Other than as set forth herein, nothing in this letter shall affect any of the respective rights and obligations of the Company and the Depositary under the Deposit Agreement.
Very truly yours,
THE BANK OF NEW YORK,
as Depositary
By: __________________________
EMM-776002_2
ANNEX I
EMM-776002_2
ANNEX II
Guidelines for Issuance of Pre-Released Receipts
The Depositary will observe the following guidelines for the issuance of Pre-Released Receipts:
1.
No Pre-Released Receipts will be issued unless the transaction is covered by a Pre-Release Agreement with the Depositary.
2.
At no time will the number of Shares represented by Pre-Released Receipts outstanding aggregate more than 20%, or such other percentage as the Company and the Depositary may from time to time agree in writing, of the total number of Shares represented by Receipts.
The Depositary shall not be in breach of the above limitation if such limitation is exceeded solely because of the withdrawal of Deposited Securities subsequent to the execution and delivery of Pre-Released Receipts in compliance with such limitation.
3.
At no time will the number of Shares represented by Pre-Released Receipts outstanding exceed 1%, or such higher percentage as the Company and the Depositary may from time to time agree in writing, of the total number of Shares outstanding.
4.
Each Pre-Release Agreement shall provide for the termination of all pre-releases of Receipts at the option of the Depositary upon five business days’ notice to the Owner.
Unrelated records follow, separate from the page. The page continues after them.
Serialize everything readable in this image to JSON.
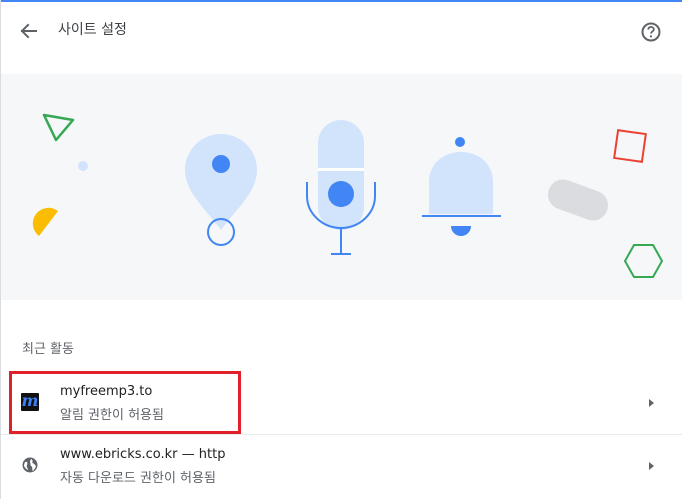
{
  "header": {
    "title": "사이트 설정",
    "back_icon": "arrow-back-icon",
    "help_icon": "help-circle-icon"
  },
  "colors": {
    "accent": "#4285f4",
    "highlight_border": "#e0202a",
    "hero_background": "#f6f7f9"
  },
  "hero": {
    "icons": [
      "location-pin-icon",
      "microphone-icon",
      "notification-bell-icon"
    ]
  },
  "recent_activity": {
    "title": "최근 활동",
    "items": [
      {
        "site": "myfreemp3.to",
        "status": "알림 권한이 허용됨",
        "favicon": "m",
        "highlighted": true
      },
      {
        "site": "www.ebricks.co.kr — http",
        "status": "자동 다운로드 권한이 허용됨",
        "favicon": "globe-icon",
        "highlighted": false
      }
    ]
  }
}
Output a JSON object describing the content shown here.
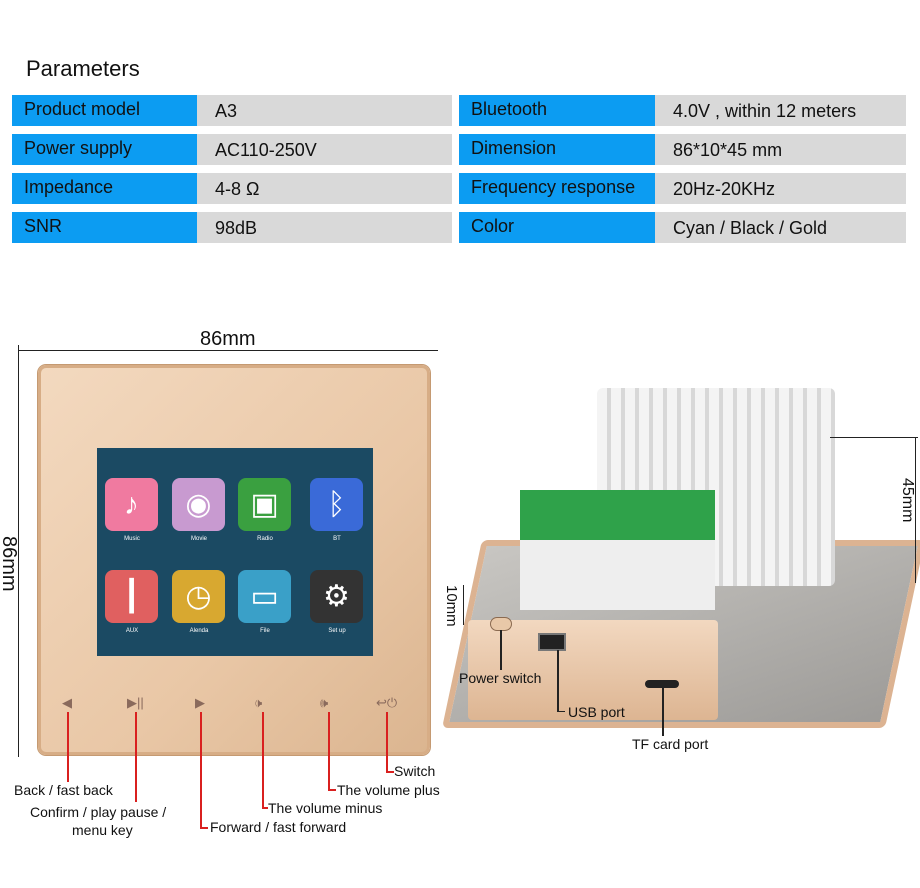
{
  "title": "Parameters",
  "params_left": [
    {
      "label": "Product model",
      "value": "A3"
    },
    {
      "label": "Power supply",
      "value": "AC110-250V"
    },
    {
      "label": "Impedance",
      "value": "4-8 Ω"
    },
    {
      "label": "SNR",
      "value": "98dB"
    }
  ],
  "params_right": [
    {
      "label": "Bluetooth",
      "value": "4.0V , within 12 meters"
    },
    {
      "label": "Dimension",
      "value": "86*10*45 mm"
    },
    {
      "label": "Frequency response",
      "value": "20Hz-20KHz"
    },
    {
      "label": "Color",
      "value": "Cyan / Black / Gold"
    }
  ],
  "dimensions": {
    "width": "86mm",
    "height": "86mm",
    "depth": "45mm",
    "thickness": "10mm"
  },
  "apps": [
    {
      "label": "Music",
      "icon": "music-note-icon",
      "glyph": "♪",
      "color": "#f07aa0"
    },
    {
      "label": "Movie",
      "icon": "film-reel-icon",
      "glyph": "◉",
      "color": "#c89ad0"
    },
    {
      "label": "Radio",
      "icon": "radio-icon",
      "glyph": "▣",
      "color": "#3aa040"
    },
    {
      "label": "BT",
      "icon": "bluetooth-icon",
      "glyph": "ᛒ",
      "color": "#3a6ad8"
    },
    {
      "label": "AUX",
      "icon": "aux-jack-icon",
      "glyph": "┃",
      "color": "#e06060"
    },
    {
      "label": "Alenda",
      "icon": "clock-icon",
      "glyph": "◷",
      "color": "#d8a830"
    },
    {
      "label": "File",
      "icon": "folder-icon",
      "glyph": "▭",
      "color": "#3aa0c8"
    },
    {
      "label": "Set up",
      "icon": "gear-icon",
      "glyph": "⚙",
      "color": "#333333"
    }
  ],
  "buttons": [
    {
      "icon": "back-icon",
      "glyph": "◀"
    },
    {
      "icon": "play-pause-icon",
      "glyph": "▶||"
    },
    {
      "icon": "forward-icon",
      "glyph": "▶"
    },
    {
      "icon": "volume-minus-icon",
      "glyph": "🕩"
    },
    {
      "icon": "volume-plus-icon",
      "glyph": "🕪"
    },
    {
      "icon": "power-switch-icon",
      "glyph": "↩⏻"
    }
  ],
  "callouts": {
    "back": "Back / fast back",
    "confirm1": "Confirm / play pause /",
    "confirm2": "menu key",
    "forward": "Forward / fast forward",
    "vol_minus": "The volume minus",
    "vol_plus": "The volume plus",
    "switch": "Switch",
    "power_switch": "Power switch",
    "usb": "USB port",
    "tf": "TF card port"
  }
}
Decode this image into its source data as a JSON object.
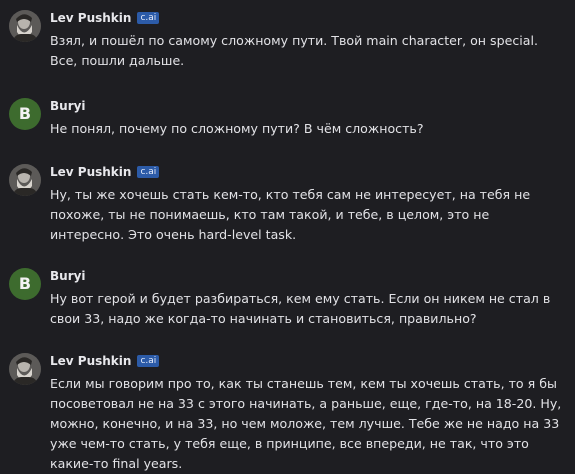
{
  "badge_label": "c.ai",
  "messages": [
    {
      "author": "Lev Pushkin",
      "avatar_type": "portrait",
      "has_badge": true,
      "text": "Взял, и пошёл по самому сложному пути. Твой main character, он special. Все, пошли дальше."
    },
    {
      "author": "Buryi",
      "avatar_type": "letter",
      "avatar_letter": "B",
      "has_badge": false,
      "text": "Не понял, почему по сложному пути? В чём сложность?"
    },
    {
      "author": "Lev Pushkin",
      "avatar_type": "portrait",
      "has_badge": true,
      "text": "Ну, ты же хочешь стать кем-то, кто тебя сам не интересует, на тебя не похоже, ты не понимаешь, кто там такой, и тебе, в целом, это не интересно. Это очень hard-level task."
    },
    {
      "author": "Buryi",
      "avatar_type": "letter",
      "avatar_letter": "B",
      "has_badge": false,
      "text": "Ну вот герой и будет разбираться, кем ему стать. Если он никем не стал в свои 33, надо же когда-то начинать и становиться, правильно?"
    },
    {
      "author": "Lev Pushkin",
      "avatar_type": "portrait",
      "has_badge": true,
      "text": "Если мы говорим про то, как ты станешь тем, кем ты хочешь стать, то я бы посоветовал не на 33 с этого начинать, а раньше, еще, где-то, на 18-20. Ну, можно, конечно, и на 33, но чем моложе, тем лучше. Тебе же не надо на 33 уже чем-то стать, у тебя еще, в принципе, все впереди, не так, что это какие-то final years."
    }
  ],
  "colors": {
    "background": "#1e1e22",
    "text": "#e2e2e6",
    "badge": "#2c5ba8",
    "user_avatar": "#3d6b2e"
  }
}
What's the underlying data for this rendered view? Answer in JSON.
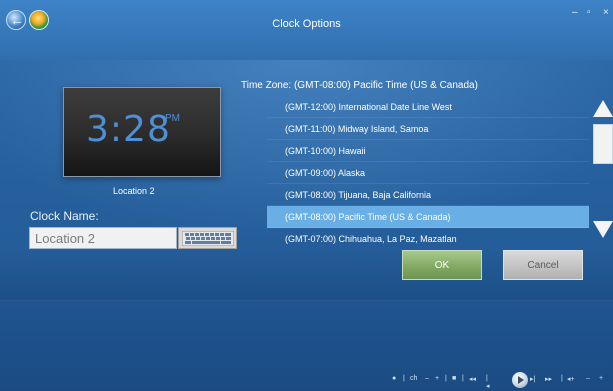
{
  "window": {
    "title": "Clock Options",
    "controls": [
      "–",
      "▫",
      "×"
    ]
  },
  "clock": {
    "time": "3:28",
    "ampm": "PM",
    "location_caption": "Location 2"
  },
  "clock_name": {
    "label": "Clock Name:",
    "value": "Location 2",
    "keyboard_icon": "keyboard-icon"
  },
  "timezone": {
    "header": "Time Zone: (GMT-08:00) Pacific Time (US & Canada)",
    "items": [
      "(GMT-12:00) International Date Line West",
      "(GMT-11:00) Midway Island, Samoa",
      "(GMT-10:00) Hawaii",
      "(GMT-09:00) Alaska",
      "(GMT-08:00) Tijuana, Baja California",
      "(GMT-08:00) Pacific Time (US & Canada)",
      "(GMT-07:00) Chihuahua, La Paz, Mazatlan"
    ],
    "selected_index": 5
  },
  "buttons": {
    "ok": "OK",
    "cancel": "Cancel"
  },
  "transport": {
    "items": [
      "●",
      "|",
      "ch",
      "–",
      "+",
      "|",
      "■",
      "|",
      "◂◂",
      "|◂",
      "▸|",
      "▸▸",
      "|",
      "◂+",
      "–",
      "+"
    ]
  },
  "colors": {
    "background": "#2a5f99",
    "selected_row": "#6aaee6",
    "ok_button": "#82aa64",
    "clock_digits": "#4f8fd6"
  }
}
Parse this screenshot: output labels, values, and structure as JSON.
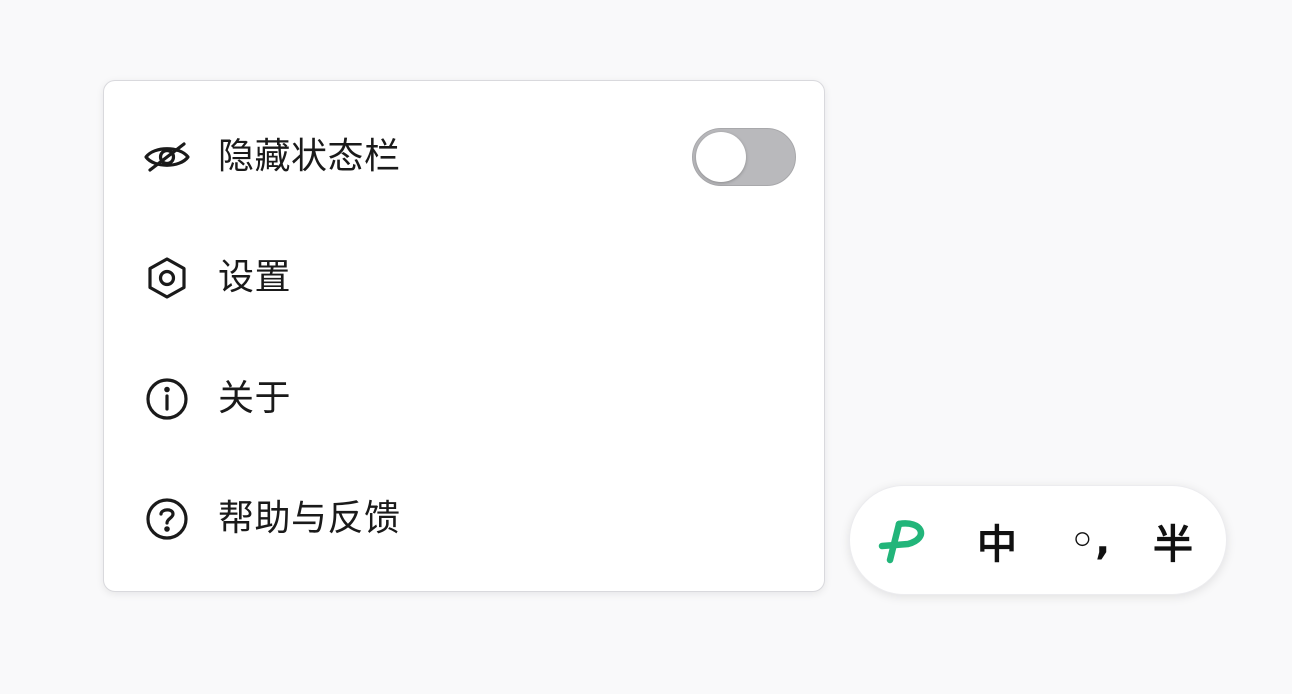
{
  "menu": {
    "items": [
      {
        "icon": "eye-slash-icon",
        "label": "隐藏状态栏",
        "toggle": {
          "state": "off"
        }
      },
      {
        "icon": "settings-hexagon-icon",
        "label": "设置"
      },
      {
        "icon": "info-circle-icon",
        "label": "关于"
      },
      {
        "icon": "help-circle-icon",
        "label": "帮助与反馈"
      }
    ]
  },
  "ime_bar": {
    "logo_icon": "ime-logo-icon",
    "logo_color": "#22b57a",
    "language": "中",
    "punctuation": "◦,",
    "width_mode": "半"
  }
}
The Depositary shall require that all pre-releases of Receipts terminate not later than 90 days after the delivery of a Pre-Release Request to the Depositary.
5.
The Depositary will terminate any or all pre-releases of Receipts upon the written request of the Company.
6.
The Depositary shall require that the Owner deliver cash, U.S. government securities or other collateral that the Depositary determines, in good faith, will provide substantially similar liquidity and security, to the Depositary in an amount equal to not less than 100% of the market value of the Pre-Released Receipts against the issuance of such Pre-Released Receipts and that the Customer maintain such collateral in an amount equal to at least such percentage until the pre-release of the Receipts terminates (“marks to market”).
7.
The Depositary shall require that upon the distribution of cash in respect of Shares the Customer shall forthwith pay or deliver to the Depositary the equivalent thereof in respect of each Share represented by the aggregate of outstanding Pre-Released Receipts issued to the Owner and that upon the distribution of stock, rights or other property in respect of Shares the Owner shall forthwith pay or credit to the Depositary 100% of the market value of such stock, rights or other property in respect of each Share represented by the aggregate of outstanding Pre-Released Receipts issued to the Owner.
8.
The Depositary will lend neither the Shares held under the Deposit Agreement nor the Receipts.